Speaker Pantaleon Alvarez has filed House Bill 6236 seeking to abolish the Road Board and transfer its functions to the Department of Public Works and Highways and to the Department of Transportation, as a means to prevent misuse of billions of pesos of the Road User’s Tax collected by the government.
The Road Board was created under Republic Act No. 8794, which imposed a motor vehicle users’ charge on owners of all types of motor vehicles.
The board is tasked to ensure prudent and efficient management and use of the special funds known as the Road User’s Tax (or Road Fund), which is earmarked solely and exclusively for road maintenance and improvement of road drainage, installation of efficient traffic lights and road safety devices, and air pollution control.

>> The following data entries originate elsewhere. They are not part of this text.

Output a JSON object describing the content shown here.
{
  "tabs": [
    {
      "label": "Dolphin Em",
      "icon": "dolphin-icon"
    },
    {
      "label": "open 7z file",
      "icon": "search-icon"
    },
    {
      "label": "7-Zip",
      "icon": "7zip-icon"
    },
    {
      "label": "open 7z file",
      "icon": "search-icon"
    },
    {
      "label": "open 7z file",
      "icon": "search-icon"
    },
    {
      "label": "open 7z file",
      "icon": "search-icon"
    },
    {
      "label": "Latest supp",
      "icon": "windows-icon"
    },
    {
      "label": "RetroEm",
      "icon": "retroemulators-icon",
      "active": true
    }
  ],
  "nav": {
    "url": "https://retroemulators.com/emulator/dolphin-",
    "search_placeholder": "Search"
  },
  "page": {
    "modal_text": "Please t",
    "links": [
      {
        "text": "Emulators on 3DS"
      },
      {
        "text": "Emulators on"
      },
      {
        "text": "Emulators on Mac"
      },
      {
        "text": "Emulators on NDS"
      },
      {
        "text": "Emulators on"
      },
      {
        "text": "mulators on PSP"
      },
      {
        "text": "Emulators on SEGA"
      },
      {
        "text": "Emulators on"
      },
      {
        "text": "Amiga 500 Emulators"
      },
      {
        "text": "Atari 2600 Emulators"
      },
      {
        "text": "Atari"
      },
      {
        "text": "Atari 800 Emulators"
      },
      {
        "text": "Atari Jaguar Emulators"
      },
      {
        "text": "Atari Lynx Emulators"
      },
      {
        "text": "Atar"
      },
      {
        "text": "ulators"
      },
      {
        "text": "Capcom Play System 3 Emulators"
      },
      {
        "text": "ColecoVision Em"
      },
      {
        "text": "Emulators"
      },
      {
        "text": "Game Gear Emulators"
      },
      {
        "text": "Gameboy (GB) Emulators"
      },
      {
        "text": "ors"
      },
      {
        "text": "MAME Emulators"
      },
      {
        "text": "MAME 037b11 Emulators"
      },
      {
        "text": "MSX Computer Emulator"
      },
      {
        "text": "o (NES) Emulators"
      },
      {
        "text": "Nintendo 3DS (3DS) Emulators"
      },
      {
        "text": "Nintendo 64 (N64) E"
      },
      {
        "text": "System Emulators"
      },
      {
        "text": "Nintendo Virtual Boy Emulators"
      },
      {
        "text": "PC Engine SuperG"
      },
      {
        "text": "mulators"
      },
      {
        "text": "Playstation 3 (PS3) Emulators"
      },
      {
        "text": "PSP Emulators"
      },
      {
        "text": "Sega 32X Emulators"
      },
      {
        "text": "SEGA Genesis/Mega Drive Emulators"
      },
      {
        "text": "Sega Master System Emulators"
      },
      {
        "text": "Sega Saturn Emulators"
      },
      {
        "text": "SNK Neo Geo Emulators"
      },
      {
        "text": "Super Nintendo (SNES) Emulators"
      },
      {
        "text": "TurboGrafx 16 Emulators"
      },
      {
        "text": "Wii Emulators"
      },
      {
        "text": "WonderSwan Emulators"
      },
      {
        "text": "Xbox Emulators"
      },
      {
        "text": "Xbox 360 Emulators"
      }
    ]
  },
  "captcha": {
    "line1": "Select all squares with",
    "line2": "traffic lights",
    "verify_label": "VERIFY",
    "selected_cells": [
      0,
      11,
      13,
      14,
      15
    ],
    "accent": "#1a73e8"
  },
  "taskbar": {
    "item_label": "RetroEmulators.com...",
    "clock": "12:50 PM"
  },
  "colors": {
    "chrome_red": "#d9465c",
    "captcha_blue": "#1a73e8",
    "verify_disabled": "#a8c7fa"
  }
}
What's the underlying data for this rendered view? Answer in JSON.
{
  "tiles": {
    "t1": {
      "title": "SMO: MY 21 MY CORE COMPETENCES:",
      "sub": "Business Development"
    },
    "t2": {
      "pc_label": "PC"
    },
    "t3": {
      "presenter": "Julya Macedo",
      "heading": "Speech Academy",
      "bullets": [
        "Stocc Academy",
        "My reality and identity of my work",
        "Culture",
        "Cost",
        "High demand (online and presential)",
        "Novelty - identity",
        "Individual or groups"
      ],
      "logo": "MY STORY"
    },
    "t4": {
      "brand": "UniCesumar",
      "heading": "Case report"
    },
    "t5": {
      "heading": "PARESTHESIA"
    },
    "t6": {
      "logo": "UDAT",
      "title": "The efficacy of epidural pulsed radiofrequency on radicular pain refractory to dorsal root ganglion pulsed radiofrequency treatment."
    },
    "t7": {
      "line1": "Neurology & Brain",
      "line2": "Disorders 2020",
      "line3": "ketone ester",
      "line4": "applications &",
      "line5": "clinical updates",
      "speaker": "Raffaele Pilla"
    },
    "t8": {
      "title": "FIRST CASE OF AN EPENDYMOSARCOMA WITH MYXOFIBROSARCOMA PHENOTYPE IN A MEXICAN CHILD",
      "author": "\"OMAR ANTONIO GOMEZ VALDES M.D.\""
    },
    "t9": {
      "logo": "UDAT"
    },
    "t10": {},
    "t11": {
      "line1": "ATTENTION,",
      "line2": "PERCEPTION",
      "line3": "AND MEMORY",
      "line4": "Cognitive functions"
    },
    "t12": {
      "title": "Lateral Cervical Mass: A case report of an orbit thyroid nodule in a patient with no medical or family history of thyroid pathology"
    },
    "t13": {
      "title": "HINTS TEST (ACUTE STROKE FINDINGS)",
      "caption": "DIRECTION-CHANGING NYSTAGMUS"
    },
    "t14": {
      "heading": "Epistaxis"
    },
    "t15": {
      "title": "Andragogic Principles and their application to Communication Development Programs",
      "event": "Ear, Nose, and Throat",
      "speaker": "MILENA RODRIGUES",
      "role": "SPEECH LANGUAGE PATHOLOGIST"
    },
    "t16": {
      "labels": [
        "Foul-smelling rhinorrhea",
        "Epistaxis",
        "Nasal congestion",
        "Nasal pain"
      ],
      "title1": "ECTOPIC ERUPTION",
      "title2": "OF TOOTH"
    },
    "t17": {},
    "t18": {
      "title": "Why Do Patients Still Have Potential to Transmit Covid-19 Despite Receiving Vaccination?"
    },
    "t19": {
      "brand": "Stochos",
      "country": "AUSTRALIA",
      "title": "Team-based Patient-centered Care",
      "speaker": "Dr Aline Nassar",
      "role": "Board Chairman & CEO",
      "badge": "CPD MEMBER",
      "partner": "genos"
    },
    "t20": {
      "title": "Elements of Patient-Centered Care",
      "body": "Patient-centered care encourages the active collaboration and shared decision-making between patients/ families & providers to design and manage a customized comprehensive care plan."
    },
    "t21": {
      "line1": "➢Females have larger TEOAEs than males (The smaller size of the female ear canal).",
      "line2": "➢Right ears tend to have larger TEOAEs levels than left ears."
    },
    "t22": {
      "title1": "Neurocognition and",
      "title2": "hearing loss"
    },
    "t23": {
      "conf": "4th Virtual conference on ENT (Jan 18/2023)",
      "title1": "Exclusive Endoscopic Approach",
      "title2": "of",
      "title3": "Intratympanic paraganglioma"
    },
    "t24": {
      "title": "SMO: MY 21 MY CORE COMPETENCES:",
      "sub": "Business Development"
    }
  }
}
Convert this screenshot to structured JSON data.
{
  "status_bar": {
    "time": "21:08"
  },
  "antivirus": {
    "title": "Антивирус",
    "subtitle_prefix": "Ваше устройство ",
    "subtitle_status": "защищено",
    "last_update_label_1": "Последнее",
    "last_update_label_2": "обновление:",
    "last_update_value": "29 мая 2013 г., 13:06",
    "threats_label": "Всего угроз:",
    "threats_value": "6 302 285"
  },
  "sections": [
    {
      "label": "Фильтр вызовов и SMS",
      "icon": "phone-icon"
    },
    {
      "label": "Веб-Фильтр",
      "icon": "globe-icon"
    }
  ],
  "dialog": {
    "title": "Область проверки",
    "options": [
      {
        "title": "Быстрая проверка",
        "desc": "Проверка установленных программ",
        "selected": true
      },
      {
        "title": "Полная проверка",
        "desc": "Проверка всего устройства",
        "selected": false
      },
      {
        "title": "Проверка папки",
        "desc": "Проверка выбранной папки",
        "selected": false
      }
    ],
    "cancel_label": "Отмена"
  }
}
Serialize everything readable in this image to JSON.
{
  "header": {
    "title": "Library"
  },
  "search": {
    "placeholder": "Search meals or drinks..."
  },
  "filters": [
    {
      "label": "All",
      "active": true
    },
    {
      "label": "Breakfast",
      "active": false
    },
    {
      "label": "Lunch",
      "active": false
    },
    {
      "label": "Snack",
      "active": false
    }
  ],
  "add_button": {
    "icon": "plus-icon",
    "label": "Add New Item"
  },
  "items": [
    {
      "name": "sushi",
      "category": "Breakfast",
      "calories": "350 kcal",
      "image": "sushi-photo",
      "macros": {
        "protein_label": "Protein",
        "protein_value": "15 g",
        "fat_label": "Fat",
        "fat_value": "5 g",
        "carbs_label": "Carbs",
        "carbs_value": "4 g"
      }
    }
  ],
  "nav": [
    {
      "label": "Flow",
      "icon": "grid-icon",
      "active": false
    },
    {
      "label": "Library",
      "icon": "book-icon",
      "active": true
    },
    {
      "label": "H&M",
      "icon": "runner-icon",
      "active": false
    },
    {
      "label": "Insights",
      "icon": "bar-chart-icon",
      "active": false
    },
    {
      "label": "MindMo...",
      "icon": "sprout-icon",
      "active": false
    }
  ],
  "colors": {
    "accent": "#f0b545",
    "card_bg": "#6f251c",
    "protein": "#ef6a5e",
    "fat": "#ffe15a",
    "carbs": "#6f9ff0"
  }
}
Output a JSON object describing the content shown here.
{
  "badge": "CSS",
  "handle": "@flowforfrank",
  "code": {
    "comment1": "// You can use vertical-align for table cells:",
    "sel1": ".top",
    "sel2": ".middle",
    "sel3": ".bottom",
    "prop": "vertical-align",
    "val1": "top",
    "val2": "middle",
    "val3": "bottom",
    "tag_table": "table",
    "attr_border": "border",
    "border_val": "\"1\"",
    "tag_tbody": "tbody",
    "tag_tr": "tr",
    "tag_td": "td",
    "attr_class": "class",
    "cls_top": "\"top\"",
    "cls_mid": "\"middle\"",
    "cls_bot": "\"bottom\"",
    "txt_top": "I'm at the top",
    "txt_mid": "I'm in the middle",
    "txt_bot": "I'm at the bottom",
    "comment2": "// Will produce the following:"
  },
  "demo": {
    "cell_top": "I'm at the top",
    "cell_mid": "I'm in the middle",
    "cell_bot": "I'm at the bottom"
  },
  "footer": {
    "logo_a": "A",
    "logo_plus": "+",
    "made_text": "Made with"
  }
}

But Alvarez said over the years, the Commission on Audit has unearthed signs of illegal utilization of the Road Fund, estimated to have amounted to a total of P90.72 billion from 2001 to December 2012.
“Obviously, the Road Board is just another layer of bureaucracy, which became another avenue for graft and corruption,” Alvarez said.
Alvarez said that according to CoA reports, some P515.50 million of the Road Fund was used in 2004 to 2008 for payment of salaries, allowances, maintenance and other operating expenses, which were properly chargeable to the regular budget.
Citing a CoA report, Alvarez said in 2011, P62.52 million of the Road Fund was used for the Road Board’s engineering and administrative overhead expenses. Likewise, in 2013, CoA uncovered findings of irregularities in the use of more than P1.66 billion of the funds, he added.
Alvarez added that the CoA has pointed out that from 2001 to 2010 there were discrepancies amounting to P1.495 billion in the total collection of Road User’s Tax between the collections declared by the Land Transportation Office and the certification from the Bureau of Treasury.
Under the bill, all collections of the Road Fund shall be “remitted to the National Treasury and shall be appropriated to the proper government departments such as the Department of Public Works and Highways and the Department of Transportation, which will implement the road safety measures and projects.”
On the other hand, the bill retained the original provision of the law which requires that funds collected under RA 8794 pertaining to the Trust Fund for Pollution Control, shall be appropriated to the Department of Environment and Natural Resources.